En attendant les hirondelles : le printemps à venir

 En attendant les hirondelles : le printemps à venir

crédit photos : Hichem Merouche


Passionné par l’analyse des moments critiques de l’histoire, le réalisateur Karim Moussaoui poursuit son travail de radiographe de la société algérienne. 


Difficile pour un film algérien de ne pas être rattrapé, à un moment ou à un autre, par l’histoire. Il s’agit presque d’un passage obligé tellement l’Algérie reste marquée par un passé aux soubresauts multiples et douloureux. Rien d’étonnant, donc, à ce que En attendant les hirondelles, le premier long-métrage de Karim Moussaoui, entremêle plusieurs histoires, plusieurs fils narratifs, où la trajectoire de vie des personnages entre en résonance avec celle de leur pays.


 


D’une histoire à l’autre


On y suit un homme d’affaires dont on devine la déchéance à travers ses relations sentimentales et son apathie face à l’adversité ; une jeune femme et un jeune homme dont les retrouvailles sont marquées par ce qui les sépare malgré eux ; un médecin confronté au retour d’une femme dont il a préféré, pour sa survie, oblitérer l’existence. Corruption, misère sexuelle et ­refoulée, violence ; avec un tel tableau, on pourrait s’attendre à une vision un peu schématique de la société ­algérienne, mais le film est bien plus que cela.


Déjà, dans son œuvre précédente, Les Jours d’avant, un moyen-métrage sorti en 2015, Karim Moussaoui envisageait deux points de vue sur une histoire d’amour d’avant la guerre civile. A nouveau, ici, le passage d’une histoire à l’autre s’enchaîne avec une aisance surprenante : un personnage est abandonné ou mis de côté pour permettre, dans une même scène, le passage de ­relais à un nouveau protagoniste et poursuivre ainsi le récit à la manière d’un cadavre exquis.



Fulgurances inattendues


Avec un tel parti pris, la performance des acteurs est primordiale. Happés par l’intensité d’interprétation, les spectateurs en oublient la mise en scène pour se plonger dans les méandres émotionnels et psychologiques des personnages. Et le réalisateur se permet quelques magnifiques fulgurances inattendues, qui envoient valdinguer, dans un même élan, bienséance esthétique et contrition morale. Comme cette scène où un orchestre surgit de nulle part se met à jouer face caméra, un peu à la manière d’un chœur antique qui commenterait l’action. Reste aussi le souvenir impérissable d’une très belle scène de danse qui s’étire jusqu’à épuisement de l’ivresse. Une suspension du temps que seules les ­pulsions de vie face à toutes les machines de mort sont capables d’engendrer.

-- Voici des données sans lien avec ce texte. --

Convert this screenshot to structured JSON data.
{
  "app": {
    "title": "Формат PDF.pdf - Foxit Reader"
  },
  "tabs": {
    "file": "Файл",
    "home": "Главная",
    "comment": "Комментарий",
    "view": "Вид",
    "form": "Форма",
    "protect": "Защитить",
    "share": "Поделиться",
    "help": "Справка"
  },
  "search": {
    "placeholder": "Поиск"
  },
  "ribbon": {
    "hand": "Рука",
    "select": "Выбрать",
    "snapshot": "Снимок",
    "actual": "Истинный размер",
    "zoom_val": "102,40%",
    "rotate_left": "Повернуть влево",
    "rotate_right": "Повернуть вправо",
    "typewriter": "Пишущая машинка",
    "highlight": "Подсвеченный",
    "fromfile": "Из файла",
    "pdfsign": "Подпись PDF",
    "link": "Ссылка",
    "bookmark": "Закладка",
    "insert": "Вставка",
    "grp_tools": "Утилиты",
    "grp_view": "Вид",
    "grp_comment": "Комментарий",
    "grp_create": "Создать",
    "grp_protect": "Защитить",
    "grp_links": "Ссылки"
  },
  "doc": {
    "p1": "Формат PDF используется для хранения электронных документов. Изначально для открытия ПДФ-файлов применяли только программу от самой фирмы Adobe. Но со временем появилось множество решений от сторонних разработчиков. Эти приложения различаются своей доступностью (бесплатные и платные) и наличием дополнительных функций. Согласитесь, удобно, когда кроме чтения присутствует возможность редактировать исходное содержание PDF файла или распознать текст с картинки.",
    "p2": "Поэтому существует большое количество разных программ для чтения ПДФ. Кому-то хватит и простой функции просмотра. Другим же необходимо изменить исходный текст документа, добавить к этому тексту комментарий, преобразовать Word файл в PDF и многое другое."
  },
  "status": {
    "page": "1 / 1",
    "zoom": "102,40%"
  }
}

L’hirondelle ne fait pas le printemps, mais tout espoir n’est pas perdu ; et ces oiseaux qu’on attend arriveront peut-être avec dans leur bec… une révolution. 


MAGAZINE NOVEMBRE 2017



Une production France-Allemagne-Algérie-Qatar de Karim Moussaoui, avec Mohamed Djouhri, Hania Amar et Mehdi Ramdani. Durée : 1 h 53.